Subaru WRX STI 15MY: niech moc będzie z tobą
Zagorzali fani marki czekali na tę chwilę od dawna. Nareszcie jest i można nim jeździć. Debiutujący na tegorocznym Salonie Samochodowym w Genewie, kultowy model Subaru WRX STI w nowej odsłonie pojawił się na drogach. Na krętych, śliskich od deszczu jezdniach w okolicach Sztokholmu mieliśmy okazję przekonać się jaki jest nowy, flagowy produkt tej marki dla miłośników mocnych wrażeń za kierownicą. Już teraz możemy powiedzieć, że na pewno szybki. Japończycy pracowali nad poprawieniem tego, co w tym samochodzie od zawsze było najlepsze: prowadzenia i zwinności na drodze.
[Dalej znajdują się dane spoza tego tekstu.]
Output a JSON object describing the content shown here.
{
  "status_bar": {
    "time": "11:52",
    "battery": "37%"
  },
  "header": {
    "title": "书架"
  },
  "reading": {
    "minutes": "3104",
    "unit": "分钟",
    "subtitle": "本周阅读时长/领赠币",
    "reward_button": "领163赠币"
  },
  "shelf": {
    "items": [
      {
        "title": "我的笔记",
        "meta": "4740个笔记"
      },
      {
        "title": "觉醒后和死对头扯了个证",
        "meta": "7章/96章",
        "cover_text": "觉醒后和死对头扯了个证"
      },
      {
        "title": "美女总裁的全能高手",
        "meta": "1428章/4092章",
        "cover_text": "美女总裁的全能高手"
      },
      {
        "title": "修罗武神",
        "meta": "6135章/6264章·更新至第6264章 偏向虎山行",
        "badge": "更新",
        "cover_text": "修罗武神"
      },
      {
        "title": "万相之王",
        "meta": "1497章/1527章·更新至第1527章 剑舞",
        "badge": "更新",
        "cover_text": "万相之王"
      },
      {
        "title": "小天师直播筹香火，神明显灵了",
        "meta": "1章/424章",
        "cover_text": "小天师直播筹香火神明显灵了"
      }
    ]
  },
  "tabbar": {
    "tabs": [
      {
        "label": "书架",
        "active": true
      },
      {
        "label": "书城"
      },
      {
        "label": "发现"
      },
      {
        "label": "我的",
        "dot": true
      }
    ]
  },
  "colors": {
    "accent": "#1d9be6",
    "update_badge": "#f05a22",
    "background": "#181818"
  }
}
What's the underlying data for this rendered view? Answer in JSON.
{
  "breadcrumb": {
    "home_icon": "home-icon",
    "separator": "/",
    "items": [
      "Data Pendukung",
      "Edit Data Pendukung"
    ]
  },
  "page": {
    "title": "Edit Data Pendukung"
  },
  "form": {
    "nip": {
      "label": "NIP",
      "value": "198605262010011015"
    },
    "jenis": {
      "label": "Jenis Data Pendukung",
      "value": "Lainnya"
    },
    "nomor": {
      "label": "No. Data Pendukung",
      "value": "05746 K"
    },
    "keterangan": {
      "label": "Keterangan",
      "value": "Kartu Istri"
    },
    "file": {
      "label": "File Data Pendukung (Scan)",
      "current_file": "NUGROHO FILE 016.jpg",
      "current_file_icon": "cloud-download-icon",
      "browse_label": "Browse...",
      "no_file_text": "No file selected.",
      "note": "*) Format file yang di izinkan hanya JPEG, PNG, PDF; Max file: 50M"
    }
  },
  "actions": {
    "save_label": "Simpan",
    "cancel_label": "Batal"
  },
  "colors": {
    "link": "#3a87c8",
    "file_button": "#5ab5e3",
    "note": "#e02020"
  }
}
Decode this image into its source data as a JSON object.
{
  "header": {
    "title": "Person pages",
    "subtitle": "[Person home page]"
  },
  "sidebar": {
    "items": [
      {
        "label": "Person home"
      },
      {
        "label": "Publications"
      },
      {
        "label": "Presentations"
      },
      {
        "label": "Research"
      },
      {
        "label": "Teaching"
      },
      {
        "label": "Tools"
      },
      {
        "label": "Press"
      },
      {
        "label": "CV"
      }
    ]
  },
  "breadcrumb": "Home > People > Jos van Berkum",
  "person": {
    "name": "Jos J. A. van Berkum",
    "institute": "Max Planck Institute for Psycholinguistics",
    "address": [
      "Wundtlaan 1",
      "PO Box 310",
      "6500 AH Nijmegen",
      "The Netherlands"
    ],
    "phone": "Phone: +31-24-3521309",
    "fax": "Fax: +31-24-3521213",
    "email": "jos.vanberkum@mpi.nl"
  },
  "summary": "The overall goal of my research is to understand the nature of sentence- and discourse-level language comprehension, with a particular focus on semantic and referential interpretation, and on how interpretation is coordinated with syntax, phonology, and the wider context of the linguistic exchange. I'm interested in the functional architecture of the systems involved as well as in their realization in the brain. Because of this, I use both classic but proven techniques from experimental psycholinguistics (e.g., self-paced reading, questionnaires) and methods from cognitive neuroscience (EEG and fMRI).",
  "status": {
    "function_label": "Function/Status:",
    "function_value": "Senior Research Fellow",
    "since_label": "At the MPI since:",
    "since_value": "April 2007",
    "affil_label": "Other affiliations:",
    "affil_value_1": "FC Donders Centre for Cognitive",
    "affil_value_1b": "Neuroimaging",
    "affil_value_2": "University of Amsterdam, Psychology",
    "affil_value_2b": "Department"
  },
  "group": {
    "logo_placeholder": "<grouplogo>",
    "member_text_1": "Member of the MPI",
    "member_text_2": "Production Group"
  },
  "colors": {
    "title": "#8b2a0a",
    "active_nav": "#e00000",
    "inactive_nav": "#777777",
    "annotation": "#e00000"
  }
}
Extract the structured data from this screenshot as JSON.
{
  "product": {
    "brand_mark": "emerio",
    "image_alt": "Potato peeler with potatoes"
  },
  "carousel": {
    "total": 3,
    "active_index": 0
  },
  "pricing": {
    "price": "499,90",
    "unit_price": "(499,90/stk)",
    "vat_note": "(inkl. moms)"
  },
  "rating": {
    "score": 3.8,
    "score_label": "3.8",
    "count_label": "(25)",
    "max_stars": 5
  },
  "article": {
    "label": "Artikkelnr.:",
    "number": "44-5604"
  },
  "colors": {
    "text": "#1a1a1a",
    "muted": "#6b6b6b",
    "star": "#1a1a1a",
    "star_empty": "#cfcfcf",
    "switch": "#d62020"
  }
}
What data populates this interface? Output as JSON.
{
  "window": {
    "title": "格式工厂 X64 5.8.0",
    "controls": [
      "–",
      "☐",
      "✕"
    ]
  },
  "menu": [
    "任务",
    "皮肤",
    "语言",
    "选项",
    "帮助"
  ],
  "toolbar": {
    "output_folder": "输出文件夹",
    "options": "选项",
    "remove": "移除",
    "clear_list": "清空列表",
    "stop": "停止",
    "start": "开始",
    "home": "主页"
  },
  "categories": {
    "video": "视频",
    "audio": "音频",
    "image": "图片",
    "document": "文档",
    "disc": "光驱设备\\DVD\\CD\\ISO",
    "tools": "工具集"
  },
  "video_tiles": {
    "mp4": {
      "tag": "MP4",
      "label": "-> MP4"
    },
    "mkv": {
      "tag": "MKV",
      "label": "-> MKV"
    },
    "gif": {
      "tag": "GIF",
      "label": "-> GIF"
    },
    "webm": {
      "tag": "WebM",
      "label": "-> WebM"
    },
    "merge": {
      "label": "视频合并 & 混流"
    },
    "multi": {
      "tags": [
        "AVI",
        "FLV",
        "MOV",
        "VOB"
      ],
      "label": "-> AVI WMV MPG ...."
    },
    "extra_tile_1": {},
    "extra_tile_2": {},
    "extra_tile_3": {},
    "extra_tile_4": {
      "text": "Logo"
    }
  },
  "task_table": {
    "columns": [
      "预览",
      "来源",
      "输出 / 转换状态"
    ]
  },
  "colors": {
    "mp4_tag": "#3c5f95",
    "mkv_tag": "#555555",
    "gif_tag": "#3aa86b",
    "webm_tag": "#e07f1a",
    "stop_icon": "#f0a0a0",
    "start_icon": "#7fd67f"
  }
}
Efekt jest znakomity. Nowy, “usztywniony” układ kierowniczy w połączeniu ze wzmocnionym, odporniejszym na skręcanie nadwoziem i wzmocnionym podwoziem dają efekt, który inżynierowie Subaru porównują do Porsche 911. Wysoko mierzyli, ale efekt ich pracy pozwala powiedzieć, że najnowsze Subaru WRX STI jest pod względem prowadzenia na najwyższym poziomie. Za konkurenta może sobie stawiać Porsche, chociaż mu ustępuje pod względem walorów trakcyjnych. Niemniej, wygrywa z nim ceną na poziomie ok. 186 tys. zł. Za te pieniądze trudno będzie znaleźć inny, nowy i lepiej prowadzący się samochód. No może Toyotę GT86, czyli… bliźniaka Subaru BRZ.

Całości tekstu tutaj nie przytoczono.